Farmers and other industries in rural Ontario will face increases – by as much as 2,200 per cent – as the provincial government has drastically increased tire recycling fees.
Prince Edward-Hastings MPP Todd Smith says the new round of eco-fee increases sees a front tire on a combine jump from just over $15 to more than $352. A loader tire that currently costs $104 will quadruple in price to $546.48 per tire.
The new fees will be based on the weight of the tire at time of purchase not at the end of the tire life, when a minimum of 25 per cent of the weight has been removed due to wear and tear.
“This is a cash-grab,” Smith charged. “It’s a tire tax from a government that continues to look to rural Ontario to pay the bills for the needs of the GTA. Ontario Tire Stewardship (OTS), an organization with government-sanctioned monopoly control over recycling tires in the province, has run annual deficits as much as $8 million on off-the-road tires ever since the Ontario Liberals created the program in 2009.”
The off-the-road category includes tires that are used for dump trucks, tractors and log skidders.
“The Liberal government and its toothless watchdog, Waste Diversion Ontario, stood by for years as its recycling program for off-the-road tires went bankrupt,” Environment Critic Michael Harris said. “Now, the Environment Minister has decided the best way to sweep this financial mess under the rug is to force hardworking farmers, along with construction, forestry and mining companies to pay the bill.”

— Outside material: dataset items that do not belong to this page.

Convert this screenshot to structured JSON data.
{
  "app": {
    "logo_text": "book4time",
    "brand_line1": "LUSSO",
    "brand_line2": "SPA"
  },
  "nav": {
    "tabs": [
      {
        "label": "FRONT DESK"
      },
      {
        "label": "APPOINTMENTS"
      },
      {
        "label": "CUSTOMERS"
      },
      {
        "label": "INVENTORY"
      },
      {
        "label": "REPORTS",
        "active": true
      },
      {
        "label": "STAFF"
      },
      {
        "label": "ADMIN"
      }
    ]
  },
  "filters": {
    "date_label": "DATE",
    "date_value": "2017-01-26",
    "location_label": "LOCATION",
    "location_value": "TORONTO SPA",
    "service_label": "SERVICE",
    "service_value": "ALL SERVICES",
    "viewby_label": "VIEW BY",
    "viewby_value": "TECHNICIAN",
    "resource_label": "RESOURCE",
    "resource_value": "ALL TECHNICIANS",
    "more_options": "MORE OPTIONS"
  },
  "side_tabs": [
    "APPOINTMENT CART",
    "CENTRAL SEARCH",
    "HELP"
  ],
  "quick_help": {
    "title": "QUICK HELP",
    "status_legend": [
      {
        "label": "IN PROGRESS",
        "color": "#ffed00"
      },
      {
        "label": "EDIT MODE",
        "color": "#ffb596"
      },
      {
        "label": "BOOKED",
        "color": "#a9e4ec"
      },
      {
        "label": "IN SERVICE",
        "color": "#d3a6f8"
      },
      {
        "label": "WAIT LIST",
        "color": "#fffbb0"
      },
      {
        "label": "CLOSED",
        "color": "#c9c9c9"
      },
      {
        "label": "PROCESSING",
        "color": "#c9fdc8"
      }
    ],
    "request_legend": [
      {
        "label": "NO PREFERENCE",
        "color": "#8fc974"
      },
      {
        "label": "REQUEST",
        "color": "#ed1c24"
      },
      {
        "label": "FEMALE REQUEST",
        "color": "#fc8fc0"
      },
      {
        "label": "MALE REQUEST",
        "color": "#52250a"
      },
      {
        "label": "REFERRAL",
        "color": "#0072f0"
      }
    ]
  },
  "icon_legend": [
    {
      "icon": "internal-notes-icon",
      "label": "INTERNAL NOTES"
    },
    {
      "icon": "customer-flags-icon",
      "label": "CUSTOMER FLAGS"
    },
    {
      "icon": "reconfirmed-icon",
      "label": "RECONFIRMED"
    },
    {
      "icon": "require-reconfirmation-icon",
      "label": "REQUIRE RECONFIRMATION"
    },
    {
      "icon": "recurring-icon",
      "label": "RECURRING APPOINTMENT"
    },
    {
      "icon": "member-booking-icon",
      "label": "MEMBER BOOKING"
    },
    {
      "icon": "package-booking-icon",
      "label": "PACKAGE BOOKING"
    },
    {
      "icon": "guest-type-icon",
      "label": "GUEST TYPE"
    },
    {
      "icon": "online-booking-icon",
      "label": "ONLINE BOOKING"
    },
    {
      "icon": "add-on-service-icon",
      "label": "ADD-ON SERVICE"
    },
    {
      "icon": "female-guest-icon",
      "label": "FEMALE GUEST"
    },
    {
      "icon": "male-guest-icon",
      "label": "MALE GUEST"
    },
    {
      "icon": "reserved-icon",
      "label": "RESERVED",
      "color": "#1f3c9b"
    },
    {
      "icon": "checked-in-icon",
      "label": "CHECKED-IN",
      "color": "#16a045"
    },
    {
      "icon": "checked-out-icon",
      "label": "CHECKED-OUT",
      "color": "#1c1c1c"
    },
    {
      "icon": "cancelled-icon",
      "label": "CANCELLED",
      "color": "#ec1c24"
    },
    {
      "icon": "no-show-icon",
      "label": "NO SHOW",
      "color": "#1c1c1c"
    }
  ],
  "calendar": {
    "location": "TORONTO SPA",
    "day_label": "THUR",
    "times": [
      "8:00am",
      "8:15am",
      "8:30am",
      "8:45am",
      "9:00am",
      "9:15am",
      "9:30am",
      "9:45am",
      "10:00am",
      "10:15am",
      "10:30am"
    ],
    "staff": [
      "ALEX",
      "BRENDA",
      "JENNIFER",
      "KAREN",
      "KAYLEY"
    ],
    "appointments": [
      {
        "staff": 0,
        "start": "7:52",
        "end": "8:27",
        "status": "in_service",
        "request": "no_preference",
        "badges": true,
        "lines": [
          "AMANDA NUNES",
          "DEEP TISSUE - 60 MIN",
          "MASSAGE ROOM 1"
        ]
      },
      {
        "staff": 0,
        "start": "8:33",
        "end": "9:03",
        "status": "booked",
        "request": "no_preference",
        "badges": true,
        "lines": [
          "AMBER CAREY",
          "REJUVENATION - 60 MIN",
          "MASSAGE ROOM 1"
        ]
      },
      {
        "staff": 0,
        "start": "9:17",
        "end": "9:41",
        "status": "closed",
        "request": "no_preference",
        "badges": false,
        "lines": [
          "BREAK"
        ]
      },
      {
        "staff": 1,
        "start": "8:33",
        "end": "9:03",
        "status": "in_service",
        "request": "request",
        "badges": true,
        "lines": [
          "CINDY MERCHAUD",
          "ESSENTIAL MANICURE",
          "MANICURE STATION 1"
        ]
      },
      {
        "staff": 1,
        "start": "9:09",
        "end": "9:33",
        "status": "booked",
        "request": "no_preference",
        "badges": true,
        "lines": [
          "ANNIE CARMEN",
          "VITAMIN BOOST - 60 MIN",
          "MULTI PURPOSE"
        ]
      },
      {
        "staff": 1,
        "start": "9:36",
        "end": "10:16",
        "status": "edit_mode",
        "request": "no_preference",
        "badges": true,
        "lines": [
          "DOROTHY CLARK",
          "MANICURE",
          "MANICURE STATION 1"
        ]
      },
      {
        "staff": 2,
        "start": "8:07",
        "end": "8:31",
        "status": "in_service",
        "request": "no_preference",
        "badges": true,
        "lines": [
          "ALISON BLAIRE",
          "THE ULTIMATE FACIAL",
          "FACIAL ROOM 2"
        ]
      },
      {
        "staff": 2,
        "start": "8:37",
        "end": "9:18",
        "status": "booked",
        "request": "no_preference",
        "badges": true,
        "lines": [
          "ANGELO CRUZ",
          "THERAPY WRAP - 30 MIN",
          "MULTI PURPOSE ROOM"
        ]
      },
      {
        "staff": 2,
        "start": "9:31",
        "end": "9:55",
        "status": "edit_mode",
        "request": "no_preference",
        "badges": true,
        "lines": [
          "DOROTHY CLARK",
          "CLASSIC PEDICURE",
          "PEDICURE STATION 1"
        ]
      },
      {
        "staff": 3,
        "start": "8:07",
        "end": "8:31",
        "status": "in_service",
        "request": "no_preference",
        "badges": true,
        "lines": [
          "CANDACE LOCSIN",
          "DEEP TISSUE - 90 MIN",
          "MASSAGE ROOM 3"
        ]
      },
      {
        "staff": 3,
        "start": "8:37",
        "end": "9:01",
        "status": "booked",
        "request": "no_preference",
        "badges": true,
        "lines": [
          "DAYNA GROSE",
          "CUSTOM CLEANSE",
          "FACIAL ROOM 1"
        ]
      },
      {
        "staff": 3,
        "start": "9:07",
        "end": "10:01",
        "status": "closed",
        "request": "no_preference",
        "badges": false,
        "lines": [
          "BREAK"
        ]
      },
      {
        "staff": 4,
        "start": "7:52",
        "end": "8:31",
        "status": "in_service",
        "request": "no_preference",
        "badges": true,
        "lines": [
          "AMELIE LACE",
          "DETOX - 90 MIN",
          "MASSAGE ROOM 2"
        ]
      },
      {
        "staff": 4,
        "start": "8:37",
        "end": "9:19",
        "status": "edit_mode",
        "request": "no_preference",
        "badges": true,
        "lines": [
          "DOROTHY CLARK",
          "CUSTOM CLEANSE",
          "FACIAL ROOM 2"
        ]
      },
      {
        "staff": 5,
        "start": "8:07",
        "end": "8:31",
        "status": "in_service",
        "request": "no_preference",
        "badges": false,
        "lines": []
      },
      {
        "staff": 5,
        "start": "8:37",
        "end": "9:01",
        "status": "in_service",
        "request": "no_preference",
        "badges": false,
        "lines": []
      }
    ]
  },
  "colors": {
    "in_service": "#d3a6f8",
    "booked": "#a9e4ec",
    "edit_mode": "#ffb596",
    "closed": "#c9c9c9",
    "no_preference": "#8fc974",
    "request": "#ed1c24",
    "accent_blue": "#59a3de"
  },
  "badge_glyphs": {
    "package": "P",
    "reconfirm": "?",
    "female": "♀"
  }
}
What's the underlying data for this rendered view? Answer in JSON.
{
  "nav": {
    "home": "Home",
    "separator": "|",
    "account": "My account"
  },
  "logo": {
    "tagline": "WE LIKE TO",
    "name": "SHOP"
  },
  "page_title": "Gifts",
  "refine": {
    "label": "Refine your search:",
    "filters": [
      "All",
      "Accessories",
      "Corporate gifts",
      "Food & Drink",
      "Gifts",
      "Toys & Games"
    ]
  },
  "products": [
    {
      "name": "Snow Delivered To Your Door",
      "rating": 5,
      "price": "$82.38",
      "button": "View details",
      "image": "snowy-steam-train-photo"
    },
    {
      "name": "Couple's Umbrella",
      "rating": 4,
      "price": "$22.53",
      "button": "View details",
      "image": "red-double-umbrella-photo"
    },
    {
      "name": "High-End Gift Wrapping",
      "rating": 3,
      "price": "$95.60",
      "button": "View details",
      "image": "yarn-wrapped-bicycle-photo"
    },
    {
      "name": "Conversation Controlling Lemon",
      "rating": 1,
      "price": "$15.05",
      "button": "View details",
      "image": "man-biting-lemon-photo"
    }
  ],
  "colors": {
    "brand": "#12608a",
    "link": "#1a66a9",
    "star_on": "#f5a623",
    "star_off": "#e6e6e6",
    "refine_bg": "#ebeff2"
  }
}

Ontario’s official opposition by contrast, wants to hold manufacturers and importers of tires responsible for recycling, with the freedom to work with other businesses to find the best way possible to carry out that responsibility.
“We understand that if companies assume responsibility for diverting waste from our landfills as a cost of doing business, they also need to manage it as part of their business,” Harris said. “Government needs to return to its role as a regulator. That means instead of setting and approving eco-fees, it should set measurable
and achievable waste diversion targets and establish environmental standards and monitor outcomes. That’s it.”
The OTS states it is changing the fee structure to fully cover the cost of recycling and support its programs.
The OTS website states the Used Tires Program is funded by a fee collected by OTS from stewards – tire manufacturers and first importers of new tires in Ontario. The fee, which is set in consultation with the stewards, covers the costs of managing used tires to prevent them from ending up in landfills or being burned. The fee may be absorbed by stewards, but is often passed along to the purchasers of new tires.